Compsolechia tetrortha

Scientific classification
- Kingdom: Animalia
- Phylum: Arthropoda
- Clade: Pancrustacea
- Class: Insecta
- Order: Lepidoptera
- Family: Gelechiidae
- Genus: Compsolechia
- Species: C. tetrortha
- Binomial name: Compsolechia tetrortha Meyrick, 1922

= Compsolechia tetrortha =

- Authority: Meyrick, 1922

Species of moth

Compsolechia tetrortha is a moth of the family Gelechiidae. It was described by Edward Meyrick in 1922. It is found in Peru and Amazonas, Brazil.
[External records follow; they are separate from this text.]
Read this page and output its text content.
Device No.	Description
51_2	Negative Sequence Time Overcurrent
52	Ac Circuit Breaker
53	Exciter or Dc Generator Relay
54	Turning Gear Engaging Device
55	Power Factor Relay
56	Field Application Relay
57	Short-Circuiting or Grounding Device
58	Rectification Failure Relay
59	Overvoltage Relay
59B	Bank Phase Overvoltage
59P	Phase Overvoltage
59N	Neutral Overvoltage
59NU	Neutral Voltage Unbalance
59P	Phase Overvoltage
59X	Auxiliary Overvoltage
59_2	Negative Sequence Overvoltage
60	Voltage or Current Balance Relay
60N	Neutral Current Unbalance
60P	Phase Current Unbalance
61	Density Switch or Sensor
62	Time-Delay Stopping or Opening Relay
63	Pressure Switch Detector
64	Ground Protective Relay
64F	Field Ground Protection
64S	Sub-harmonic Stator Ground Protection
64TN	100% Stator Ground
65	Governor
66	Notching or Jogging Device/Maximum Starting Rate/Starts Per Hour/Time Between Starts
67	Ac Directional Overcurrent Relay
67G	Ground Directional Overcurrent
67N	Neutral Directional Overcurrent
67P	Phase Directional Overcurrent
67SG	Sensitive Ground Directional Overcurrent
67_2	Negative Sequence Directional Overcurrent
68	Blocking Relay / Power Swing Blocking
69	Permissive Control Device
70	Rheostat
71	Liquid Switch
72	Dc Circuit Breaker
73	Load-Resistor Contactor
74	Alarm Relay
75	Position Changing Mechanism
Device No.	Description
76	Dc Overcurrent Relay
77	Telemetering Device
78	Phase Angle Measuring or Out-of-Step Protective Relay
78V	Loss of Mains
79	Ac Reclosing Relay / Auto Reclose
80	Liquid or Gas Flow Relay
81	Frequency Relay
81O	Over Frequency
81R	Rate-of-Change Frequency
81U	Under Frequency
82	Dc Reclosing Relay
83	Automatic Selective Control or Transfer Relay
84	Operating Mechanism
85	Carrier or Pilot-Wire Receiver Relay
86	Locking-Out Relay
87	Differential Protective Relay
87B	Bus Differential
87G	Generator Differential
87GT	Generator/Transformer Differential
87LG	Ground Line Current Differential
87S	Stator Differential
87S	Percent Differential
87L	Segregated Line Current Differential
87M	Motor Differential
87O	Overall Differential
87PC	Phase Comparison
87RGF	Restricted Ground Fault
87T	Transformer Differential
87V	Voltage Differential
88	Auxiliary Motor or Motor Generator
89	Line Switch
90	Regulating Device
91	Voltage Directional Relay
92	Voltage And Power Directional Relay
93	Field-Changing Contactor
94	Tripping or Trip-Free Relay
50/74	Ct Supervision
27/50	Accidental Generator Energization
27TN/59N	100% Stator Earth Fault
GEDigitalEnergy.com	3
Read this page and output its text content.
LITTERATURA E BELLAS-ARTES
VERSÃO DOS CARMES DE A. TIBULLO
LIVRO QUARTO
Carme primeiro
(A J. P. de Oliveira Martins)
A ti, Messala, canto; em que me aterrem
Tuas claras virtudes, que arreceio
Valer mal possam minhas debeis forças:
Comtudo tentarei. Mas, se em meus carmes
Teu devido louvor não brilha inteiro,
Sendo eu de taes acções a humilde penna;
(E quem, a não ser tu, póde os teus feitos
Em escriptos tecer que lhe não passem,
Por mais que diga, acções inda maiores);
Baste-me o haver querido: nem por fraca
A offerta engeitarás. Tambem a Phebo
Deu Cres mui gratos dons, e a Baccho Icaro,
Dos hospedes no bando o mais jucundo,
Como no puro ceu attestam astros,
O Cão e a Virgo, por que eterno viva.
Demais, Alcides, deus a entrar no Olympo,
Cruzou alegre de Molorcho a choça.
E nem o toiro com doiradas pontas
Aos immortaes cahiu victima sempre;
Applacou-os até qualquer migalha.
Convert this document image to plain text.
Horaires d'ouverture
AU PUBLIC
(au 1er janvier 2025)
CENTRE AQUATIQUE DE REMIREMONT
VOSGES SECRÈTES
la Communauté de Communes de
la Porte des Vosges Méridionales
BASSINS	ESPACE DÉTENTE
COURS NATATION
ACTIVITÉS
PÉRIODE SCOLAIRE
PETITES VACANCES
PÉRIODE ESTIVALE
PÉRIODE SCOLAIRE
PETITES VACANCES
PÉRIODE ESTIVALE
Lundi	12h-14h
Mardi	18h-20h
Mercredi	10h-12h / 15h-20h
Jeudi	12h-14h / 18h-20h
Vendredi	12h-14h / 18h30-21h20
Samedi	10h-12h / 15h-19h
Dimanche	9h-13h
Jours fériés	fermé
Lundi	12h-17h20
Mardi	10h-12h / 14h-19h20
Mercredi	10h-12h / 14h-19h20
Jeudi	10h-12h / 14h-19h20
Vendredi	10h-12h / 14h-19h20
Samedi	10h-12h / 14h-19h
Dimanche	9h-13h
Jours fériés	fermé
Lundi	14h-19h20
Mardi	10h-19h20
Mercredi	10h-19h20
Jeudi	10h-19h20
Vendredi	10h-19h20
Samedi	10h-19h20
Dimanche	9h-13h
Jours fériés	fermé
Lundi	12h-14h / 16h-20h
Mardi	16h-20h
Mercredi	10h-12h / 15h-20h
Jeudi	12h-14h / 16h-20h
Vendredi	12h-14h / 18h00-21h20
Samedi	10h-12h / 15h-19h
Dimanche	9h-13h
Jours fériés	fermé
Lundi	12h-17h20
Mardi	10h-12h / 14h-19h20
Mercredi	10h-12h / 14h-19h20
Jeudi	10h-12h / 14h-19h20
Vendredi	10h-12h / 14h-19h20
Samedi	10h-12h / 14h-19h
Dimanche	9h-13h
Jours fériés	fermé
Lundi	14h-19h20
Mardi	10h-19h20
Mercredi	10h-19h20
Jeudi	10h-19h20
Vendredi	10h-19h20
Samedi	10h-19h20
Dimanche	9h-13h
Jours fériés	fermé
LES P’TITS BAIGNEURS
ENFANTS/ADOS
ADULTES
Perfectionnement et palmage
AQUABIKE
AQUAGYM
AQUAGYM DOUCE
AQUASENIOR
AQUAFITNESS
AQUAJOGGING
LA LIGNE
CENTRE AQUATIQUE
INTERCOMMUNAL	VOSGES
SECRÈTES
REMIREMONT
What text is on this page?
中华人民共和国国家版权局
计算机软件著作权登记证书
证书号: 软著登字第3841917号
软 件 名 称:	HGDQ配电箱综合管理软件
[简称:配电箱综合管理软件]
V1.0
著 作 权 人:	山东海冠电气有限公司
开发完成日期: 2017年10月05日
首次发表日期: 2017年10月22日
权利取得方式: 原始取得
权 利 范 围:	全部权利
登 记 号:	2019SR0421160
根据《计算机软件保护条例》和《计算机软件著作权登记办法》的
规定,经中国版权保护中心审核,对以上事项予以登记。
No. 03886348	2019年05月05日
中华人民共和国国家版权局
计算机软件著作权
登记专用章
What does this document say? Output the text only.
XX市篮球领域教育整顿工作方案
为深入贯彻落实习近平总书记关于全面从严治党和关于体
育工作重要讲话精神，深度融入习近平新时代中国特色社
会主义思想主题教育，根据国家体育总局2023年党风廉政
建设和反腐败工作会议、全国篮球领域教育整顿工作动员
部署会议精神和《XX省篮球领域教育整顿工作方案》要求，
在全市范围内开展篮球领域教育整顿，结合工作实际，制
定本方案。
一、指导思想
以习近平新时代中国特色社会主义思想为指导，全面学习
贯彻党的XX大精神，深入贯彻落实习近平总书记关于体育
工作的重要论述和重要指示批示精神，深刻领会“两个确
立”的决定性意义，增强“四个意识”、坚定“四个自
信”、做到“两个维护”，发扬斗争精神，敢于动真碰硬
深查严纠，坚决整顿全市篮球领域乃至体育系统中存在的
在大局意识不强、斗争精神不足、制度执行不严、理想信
The wingspan is about 12 mm. The forewings are grey, sometimes irregularly sprinkled with whitish and with cloudy blackish dots beneath the costa near the base and at one-fifth. There is an oblique blackish streak from near the dorsum at one-sixth crossing the fold. The stigmata are obscure, cloudy and blackish grey, the discal approximated, the plical rather before the first discal. There is a nearly straight fine whitish line from four-fifths of the costa to the tornus, preceded by a fascia of brownish suffusion (with slight pinkish tinge) expanded and becoming dark fuscous towards the costa. Between this and the termen, the ground colour is more or less ochreous or brownish, with four well-marked black dashes, the uppermost thickest, between and sometimes around these more or less whitish suffusion. The hindwings are dark fuscous and the submedian fold in males is filled with long grey hairs.